We build heuristics because we can’t search exhaustively. That’s bounded rationality - Simon’s observation that we satisfice because we don’t have the information or processing power to optimize. Our shortcuts are good. Evolution and experience gave us useful ones. But they’re workarounds for a compute limitation. A chess grandmaster’s intuition about piece placement is a heuristic built from thousands of games. AlphaZero had the compute to play millions. The grandmaster’s heuristic isn’t wrong - it’s just a lossy compression of what exhaustive search would find.

That’s the connection to compression. Understanding is compression - finding the shorter description of a complex phenomenon. A handcrafted heuristic is a human-compressed version of the problem. Newton’s laws compress thousands of observations into F = ma. The chess grandmaster compresses thousands of games into “control the center.” These compressions are genuinely powerful. But they’re human-scale compressions, limited by what we can hold in our heads and what we’ve had time to observe. A system with enough compute can find compressions we’d never reach - not because it’s smarter, but because it can search a larger space.

In software engineering, the pattern is quieter but real. A developer spends weeks hand-tuning a query plan, and then the database gets faster hardware and a better query optimizer and the hand-tuning becomes irrelevant. A team builds a clever architecture to work around memory constraints, and then memory gets cheap and the cleverness becomes unnecessary complexity. The cost of abstraction is often a bet that a constraint will persist long enough to justify the engineering. When the constraint disappears faster than expected, the abstraction becomes debt.

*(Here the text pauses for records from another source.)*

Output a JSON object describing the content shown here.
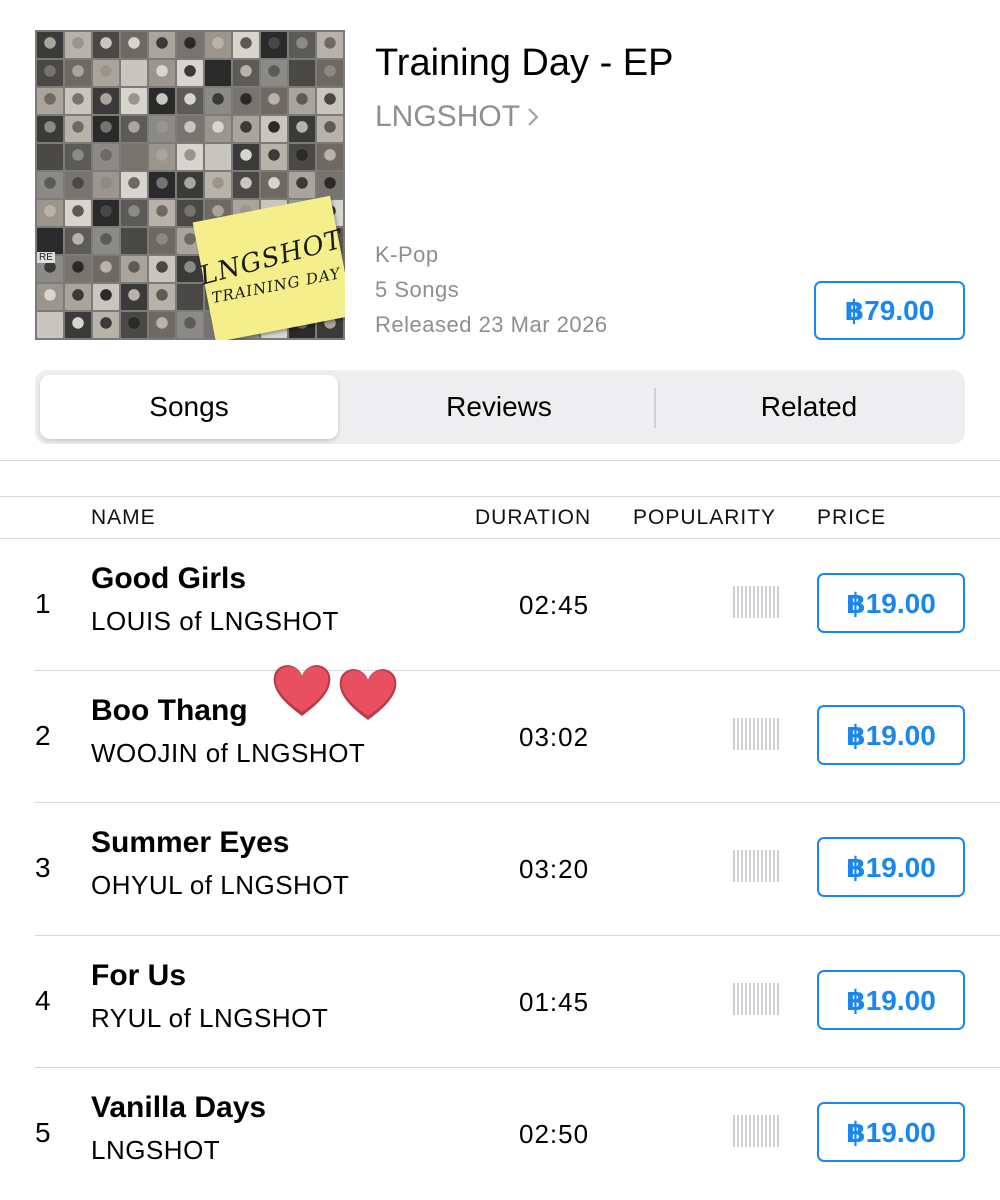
{
  "album": {
    "title": "Training Day - EP",
    "artist": "LNGSHOT",
    "genre": "K-Pop",
    "song_count": "5 Songs",
    "released": "Released 23 Mar 2026",
    "price": "฿79.00",
    "cover_text": [
      "LNGSHOT",
      "TRAINING DAY",
      "RE"
    ]
  },
  "tabs": [
    {
      "label": "Songs",
      "active": true
    },
    {
      "label": "Reviews",
      "active": false
    },
    {
      "label": "Related",
      "active": false
    }
  ],
  "table": {
    "headers": {
      "name": "NAME",
      "duration": "DURATION",
      "popularity": "POPULARITY",
      "price": "PRICE"
    },
    "rows": [
      {
        "num": "1",
        "title": "Good Girls",
        "artist": "LOUIS of LNGSHOT",
        "duration": "02:45",
        "price": "฿19.00"
      },
      {
        "num": "2",
        "title": "Boo Thang",
        "artist": "WOOJIN of LNGSHOT",
        "duration": "03:02",
        "price": "฿19.00"
      },
      {
        "num": "3",
        "title": "Summer Eyes",
        "artist": "OHYUL of LNGSHOT",
        "duration": "03:20",
        "price": "฿19.00"
      },
      {
        "num": "4",
        "title": "For Us",
        "artist": "RYUL of LNGSHOT",
        "duration": "01:45",
        "price": "฿19.00"
      },
      {
        "num": "5",
        "title": "Vanilla Days",
        "artist": "LNGSHOT",
        "duration": "02:50",
        "price": "฿19.00"
      }
    ]
  },
  "colors": {
    "accent": "#1a86f0",
    "secondary_text": "#8e8e93",
    "heart": "#e8505f"
  },
  "icons": {
    "artist_link": "chevron-right-icon",
    "sticker": "heart-icon"
  }
}
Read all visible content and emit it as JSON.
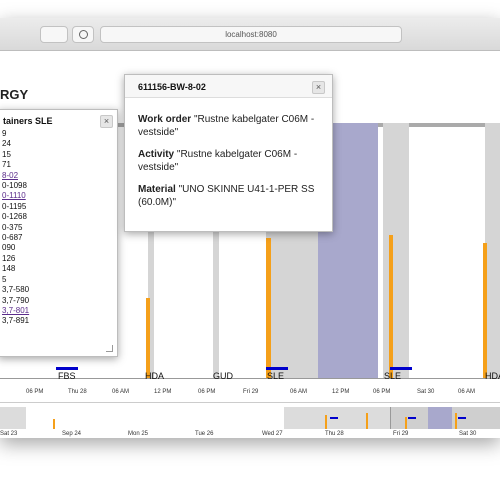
{
  "browser": {
    "url": "localhost:8080"
  },
  "app": {
    "title_fragment": "RGY"
  },
  "timeline": {
    "main_ticks": [
      "06 PM",
      "Thu 28",
      "06 AM",
      "12 PM",
      "06 PM",
      "Fri 29",
      "06 AM",
      "12 PM",
      "06 PM",
      "Sat 30",
      "06 AM",
      "12 PM"
    ],
    "locations": [
      "FBS",
      "HDA",
      "GUD",
      "SLE",
      "SLE",
      "HDA"
    ],
    "overview_ticks": [
      "Sat 23",
      "Sep 24",
      "Mon 25",
      "Tue 26",
      "Wed 27",
      "Thu 28",
      "Fri 29",
      "Sat 30"
    ]
  },
  "list_popup": {
    "title": "tainers SLE",
    "close": "×",
    "items": [
      "9",
      "24",
      "15",
      "71",
      "8-02",
      "0-1098",
      "0-1110",
      "0-1195",
      "0-1268",
      "0-375",
      "0-687",
      "090",
      "126",
      "148",
      "5",
      "3,7-580",
      "3,7-790",
      "3,7-801",
      "3,7-891"
    ]
  },
  "detail_popup": {
    "title": "611156-BW-8-02",
    "close": "×",
    "work_order_label": "Work order",
    "work_order_value": "\"Rustne kabelgater C06M - vestside\"",
    "activity_label": "Activity",
    "activity_value": "\"Rustne kabelgater C06M - vestside\"",
    "material_label": "Material",
    "material_value": "\"UNO SKINNE U41-1-PER SS (60.0M)\""
  }
}
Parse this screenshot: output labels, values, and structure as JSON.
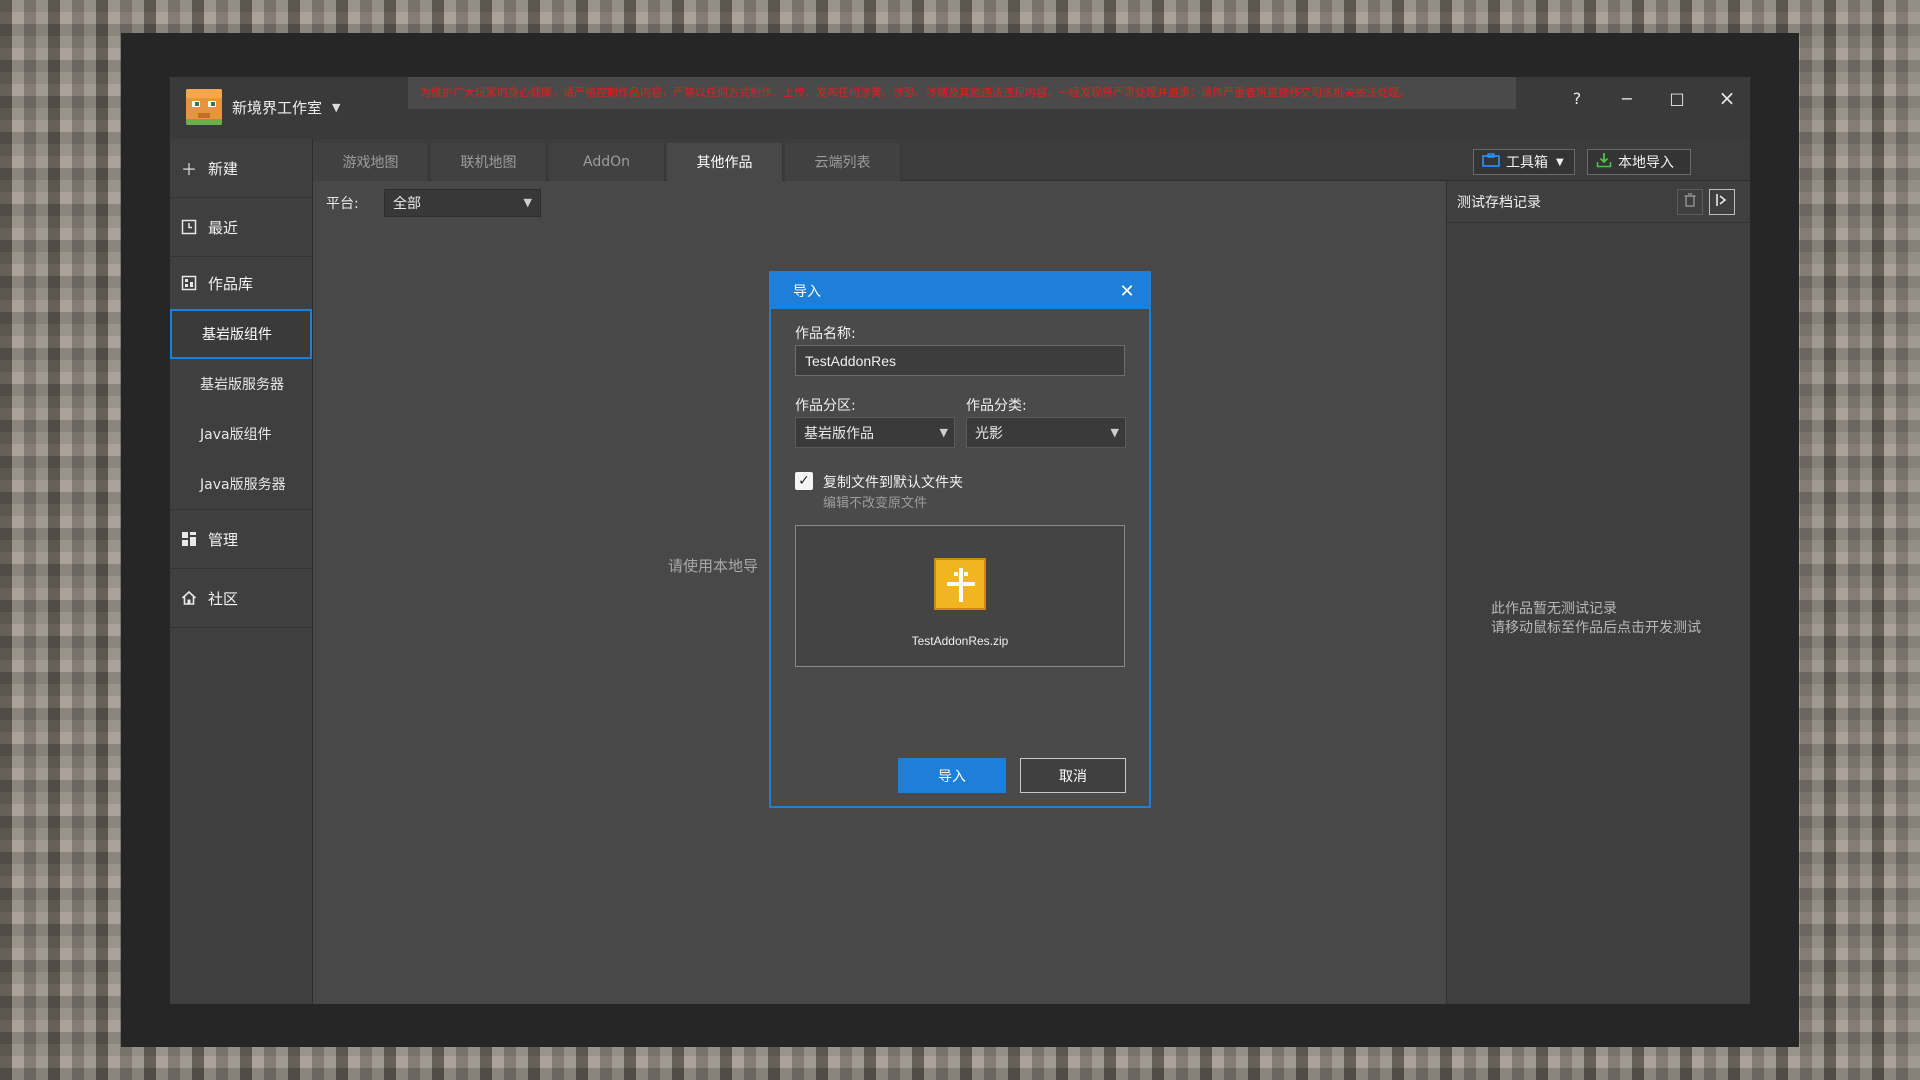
{
  "app": {
    "studio_name": "新境界工作室",
    "notice": "为维护广大玩家的身心健康，请严格控制作品内容，严禁以任何方式制作、上传、发布任何涉黄、涉恐、涉赌及其他违法违规内容，一经发现将严肃处理并追责；请作严重者将直接移交司法机关依法处理。"
  },
  "window": {
    "help": "?",
    "minimize": "−",
    "maximize": "□",
    "close": "×"
  },
  "sidebar": {
    "new": "新建",
    "recent": "最近",
    "library": "作品库",
    "sub_items": [
      "基岩版组件",
      "基岩版服务器",
      "Java版组件",
      "Java版服务器"
    ],
    "manage": "管理",
    "community": "社区"
  },
  "tabs": [
    "游戏地图",
    "联机地图",
    "AddOn",
    "其他作品",
    "云端列表"
  ],
  "toolbar": {
    "toolbox": "工具箱",
    "local_import": "本地导入"
  },
  "filter": {
    "label": "平台:",
    "value": "全部"
  },
  "main": {
    "hint": "请使用本地导"
  },
  "right_panel": {
    "title": "测试存档记录",
    "empty_line1": "此作品暂无测试记录",
    "empty_line2": "请移动鼠标至作品后点击开发测试"
  },
  "dialog": {
    "title": "导入",
    "name_label": "作品名称:",
    "name_value": "TestAddonRes",
    "zone_label": "作品分区:",
    "zone_value": "基岩版作品",
    "category_label": "作品分类:",
    "category_value": "光影",
    "copy_checked": true,
    "copy_label": "复制文件到默认文件夹",
    "copy_hint": "编辑不改变原文件",
    "file_name": "TestAddonRes.zip",
    "import_button": "导入",
    "cancel_button": "取消"
  },
  "colors": {
    "accent": "#1e7fd8",
    "notice_text": "#e0201c",
    "file_icon": "#f2b520"
  }
}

There’s something humbling about this. The problems we find hard aren’t hard because they require human insight specifically. They’re hard because they require search through a large space. We happen to be good at certain kinds of search because evolution optimized us for it. But “good at certain kinds of search” is a weaker position than “has more compute for general search.” And compute keeps getting cheaper.

What to take from it

Sutton’s practical implication is: bet on approaches that scale with compute, not on clever tricks that don’t. This is why AI research has converged on large models and self-supervised learning, and why the people who internalized the bitter lesson early are the ones building the systems that are working now.

But I think the deeper lesson is about what human understanding actually is. It’s not magic. It’s compression under constraints. It’s the best search we can do with the hardware we have. That makes it valuable - especially now, when compute is still limited relative to the hardest problems. Domain knowledge accelerates learning. It points the search in useful directions. It matters in data-scarce settings where brute force can’t get enough signal.

It’s just not a permanent advantage. The long-run trajectory favors general methods and more compute, and the long run keeps getting shorter.